Training with limited data

Active learning

The learning algorithm requests examples to be labelled as part of the training process. Useful when there is a small set of labelled examples and a larger set of unlabelled examples and labelling is expensive.

Class imbalance problem

When one or more classes occur much more frequently in the dataset than others. This can lead to classifiers maximising their objective by predicting the majority class(es) all of the time, ignoring the features.

Methods for addressing the problem include:

  • Focal loss
  • Weight the loss function (increase the weight for the minority class)
  • Oversampling the minority class
  • Undersampling the majority class

Datasets

Omniglot

1623 handwritten characters from 50 alphabets with 20 examples of each character. Useful for one-shot learning. Introduced in One shot learning of simple visual concepts, Lake et al. (2011).

Notable results
20-way one shot accuracies are reported. This means one labelled example is provided from each of the 20 classes that were not in the training set. The task is then to classify unlabelled examples into these 20 classes.

miniImageNet

60,000 84x84 images from 100 classes, each with 600 examples. There are 80 classes in the training set and 20 in the test set. Much harder than Omniglot.

Introduced in Vinyals et al. (2016).

Few-shot learning

Classification where only a few (normally < 20) members of that class have been seen before.

One-shot learning

Classification where only one member of that class has been seen before. Matching Networks achieve 93.2% top-5 accuracy on ImageNet compared to 96.5% for Inception v3.

Semi-supervised learning

Training using a limited set of labelled data and a (usually much larger) set of unlabelled data.

Ladder Network

A network designed for semi-supervised learning that also works very well for permutation invariant MNIST.

Simultaneously minimize the sum of supervised and unsupervised cost functions by backpropagation, avoiding the need for layer-wise pre-training. The learning task is similar to that of a denoising autoencoder, but minimizing the reconstruction error at every layer, not just the inputs. Each layer contributes a term to the loss function.

The architecture is an autoencoder with skip-connections from the encoder to the decoder. Can work with both fully-connected and convolutional layers.

There are two encoders - one for clean and one for noisy data. The clean one is used to predict labels and get the supervised loss. The noisy one links with the decoder and helps create the unsupervised losses. Both encoders have the same parameters.

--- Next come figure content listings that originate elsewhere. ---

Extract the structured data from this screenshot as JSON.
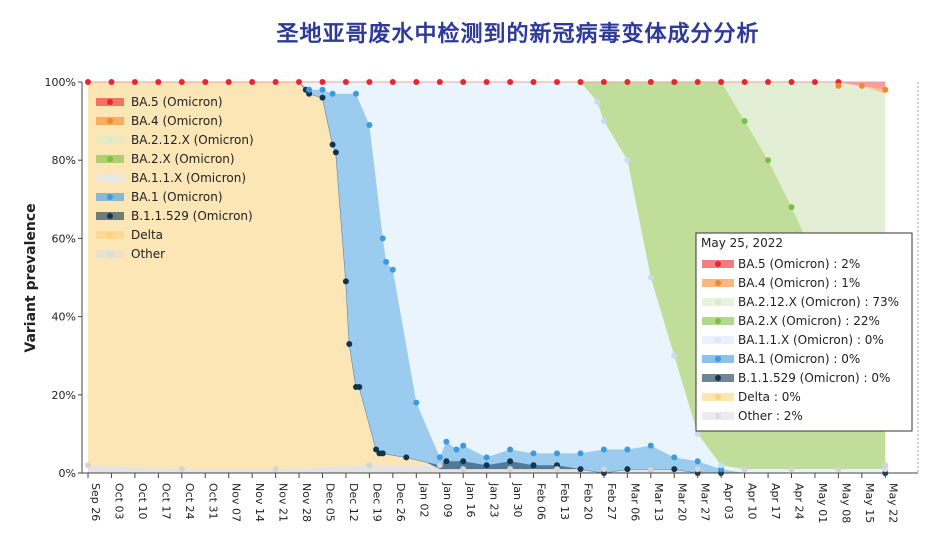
{
  "chart_data": {
    "type": "area",
    "title": "圣地亚哥废水中检测到的新冠病毒变体成分分析",
    "ylabel": "Variant prevalence",
    "xlabel": "",
    "ylim": [
      0,
      100
    ],
    "yticks": [
      "0%",
      "20%",
      "40%",
      "60%",
      "80%",
      "100%"
    ],
    "xtick_labels": [
      "Sep 26",
      "Oct 03",
      "Oct 10",
      "Oct 17",
      "Oct 24",
      "Oct 31",
      "Nov 07",
      "Nov 14",
      "Nov 21",
      "Nov 28",
      "Dec 05",
      "Dec 12",
      "Dec 19",
      "Dec 26",
      "Jan 02",
      "Jan 09",
      "Jan 16",
      "Jan 23",
      "Jan 30",
      "Feb 06",
      "Feb 13",
      "Feb 20",
      "Feb 27",
      "Mar 06",
      "Mar 13",
      "Mar 20",
      "Mar 27",
      "Apr 03",
      "Apr 10",
      "Apr 17",
      "Apr 24",
      "May 01",
      "May 08",
      "May 15",
      "May 22"
    ],
    "legend_placement": "top-left",
    "grid": false,
    "series_order_bottom_to_top": [
      "Other",
      "Delta",
      "B.1.1.529 (Omicron)",
      "BA.1 (Omicron)",
      "BA.1.1.X (Omicron)",
      "BA.2.X (Omicron)",
      "BA.2.12.X (Omicron)",
      "BA.4 (Omicron)",
      "BA.5 (Omicron)"
    ],
    "cumulative_boundaries": {
      "other": [
        [
          0,
          2
        ],
        [
          28,
          1
        ],
        [
          56,
          1
        ],
        [
          84,
          2
        ],
        [
          105,
          2
        ],
        [
          112,
          1
        ],
        [
          126,
          1
        ],
        [
          140,
          1
        ],
        [
          154,
          1
        ],
        [
          168,
          1
        ],
        [
          182,
          1
        ],
        [
          196,
          1
        ],
        [
          210,
          1
        ],
        [
          224,
          1
        ],
        [
          238,
          2
        ]
      ],
      "delta": [
        [
          0,
          100
        ],
        [
          56,
          100
        ],
        [
          63,
          100
        ],
        [
          70,
          99
        ],
        [
          73,
          90
        ],
        [
          80,
          70
        ],
        [
          84,
          20
        ],
        [
          87,
          5
        ],
        [
          91,
          5
        ],
        [
          98,
          4
        ],
        [
          105,
          1
        ],
        [
          126,
          1
        ],
        [
          168,
          1
        ],
        [
          238,
          1
        ]
      ],
      "b11529": [
        [
          0,
          100
        ],
        [
          63,
          100
        ],
        [
          65,
          98
        ],
        [
          66,
          97
        ],
        [
          70,
          96
        ],
        [
          73,
          84
        ],
        [
          74,
          82
        ],
        [
          77,
          49
        ],
        [
          78,
          33
        ],
        [
          80,
          22
        ],
        [
          81,
          22
        ],
        [
          86,
          6
        ],
        [
          87,
          5
        ],
        [
          88,
          5
        ],
        [
          95,
          4
        ],
        [
          105,
          2
        ],
        [
          107,
          3
        ],
        [
          112,
          3
        ],
        [
          119,
          2
        ],
        [
          126,
          3
        ],
        [
          133,
          2
        ],
        [
          140,
          2
        ],
        [
          147,
          1
        ],
        [
          154,
          0
        ],
        [
          161,
          1
        ],
        [
          168,
          1
        ],
        [
          175,
          1
        ],
        [
          182,
          0
        ],
        [
          189,
          0
        ],
        [
          238,
          0
        ]
      ],
      "ba1": [
        [
          0,
          100
        ],
        [
          63,
          100
        ],
        [
          66,
          98
        ],
        [
          70,
          98
        ],
        [
          73,
          97
        ],
        [
          80,
          97
        ],
        [
          84,
          89
        ],
        [
          88,
          60
        ],
        [
          89,
          54
        ],
        [
          91,
          52
        ],
        [
          98,
          18
        ],
        [
          105,
          4
        ],
        [
          107,
          8
        ],
        [
          110,
          6
        ],
        [
          112,
          7
        ],
        [
          119,
          4
        ],
        [
          126,
          6
        ],
        [
          133,
          5
        ],
        [
          140,
          5
        ],
        [
          147,
          5
        ],
        [
          154,
          6
        ],
        [
          161,
          6
        ],
        [
          168,
          7
        ],
        [
          175,
          4
        ],
        [
          182,
          3
        ],
        [
          189,
          1
        ],
        [
          196,
          0
        ],
        [
          238,
          0
        ]
      ],
      "ba1x": [
        [
          0,
          100
        ],
        [
          147,
          100
        ],
        [
          152,
          95
        ],
        [
          154,
          90
        ],
        [
          161,
          80
        ],
        [
          168,
          50
        ],
        [
          175,
          30
        ],
        [
          182,
          10
        ],
        [
          189,
          2
        ],
        [
          196,
          1
        ],
        [
          238,
          1
        ]
      ],
      "ba2x": [
        [
          0,
          100
        ],
        [
          189,
          100
        ],
        [
          196,
          90
        ],
        [
          203,
          80
        ],
        [
          210,
          68
        ],
        [
          217,
          55
        ],
        [
          224,
          40
        ],
        [
          231,
          28
        ],
        [
          238,
          24
        ]
      ],
      "ba212x": [
        [
          0,
          100
        ],
        [
          224,
          100
        ],
        [
          231,
          99
        ],
        [
          238,
          97
        ]
      ],
      "ba4": [
        [
          0,
          100
        ],
        [
          224,
          100
        ],
        [
          231,
          99
        ],
        [
          238,
          98
        ]
      ],
      "ba5": [
        [
          0,
          100
        ],
        [
          238,
          100
        ]
      ]
    },
    "series": [
      {
        "name": "BA.5 (Omicron)",
        "color": "#e8262f",
        "value_may25": "2%"
      },
      {
        "name": "BA.4 (Omicron)",
        "color": "#f5872c",
        "value_may25": "1%"
      },
      {
        "name": "BA.2.12.X (Omicron)",
        "color": "#d8ebc8",
        "value_may25": "73%"
      },
      {
        "name": "BA.2.X (Omicron)",
        "color": "#7ac143",
        "value_may25": "22%"
      },
      {
        "name": "BA.1.1.X (Omicron)",
        "color": "#dbe9f8",
        "value_may25": "0%"
      },
      {
        "name": "BA.1 (Omicron)",
        "color": "#3d9ae0",
        "value_may25": "0%"
      },
      {
        "name": "B.1.1.529 (Omicron)",
        "color": "#12354f",
        "value_may25": "0%"
      },
      {
        "name": "Delta",
        "color": "#fcd27b",
        "value_may25": "0%"
      },
      {
        "name": "Other",
        "color": "#dddddd",
        "value_may25": "2%"
      }
    ],
    "tooltip": {
      "date": "May 25, 2022",
      "rows": [
        "BA.5 (Omicron) : 2%",
        "BA.4 (Omicron) : 1%",
        "BA.2.12.X (Omicron) : 73%",
        "BA.2.X (Omicron) : 22%",
        "BA.1.1.X (Omicron) : 0%",
        "BA.1 (Omicron) : 0%",
        "B.1.1.529 (Omicron) : 0%",
        "Delta : 0%",
        "Other : 2%"
      ]
    }
  },
  "colors": {
    "title": "#2d3a9b",
    "other": "#e4e4e4",
    "delta": "#fde6b6",
    "b11529": "#4f7a9a",
    "ba1": "#9bcbee",
    "ba1x": "#eaf4fc",
    "ba2x": "#c0de99",
    "ba212x": "#e3efd5",
    "ba4": "#f9c48d",
    "ba5": "#f19fa2"
  }
}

The loss is the sum of the supervised and the unsupervised losses. The supervised cost is the cross-entropy loss as normal. The unsupervised cost (reconstruction error) is the squared difference.

The hyperparameters are the weight for the denoising cost of each layer as well as the amount of noise to be added within the corrupted encoder.

Achieved state of the art performance for semi-supervised MNIST and CIFAR-10 and permutation invariant MNIST.

Semi-Supervised Learning with Ladder Networks, Rasmus et al. (2015)

Self-training

Method for semi-supervised learning. A model is trained on the labelled data and then used to classify the unlabelled data, creating more labelled examples. This process then continues iteratively. Usually only the most confident predictions are used at each stage.

Unsupervised pre-training

Layers are first trained using an auto-encoder and then fine tuned over labelled data. Improves the initialization of the weights, making optimization faster and reducing overfitting. Most useful in semi-supervised learning.

Transfer learning

The process of taking results (usually weights) that have been obtained on one dataset and applying them to another to improve accuracy on that one.

Useful for reducing the amount of training time and data required.

Zero-shot learning

Learning without any training examples. This is made possible by generalising from a wider dataset.

An example is learning to recognise a cat having only read information about them - no images of cats are seen. This could be done by using Wikipedia with a dataset like ImageNet to learn a joint embedding between words and images.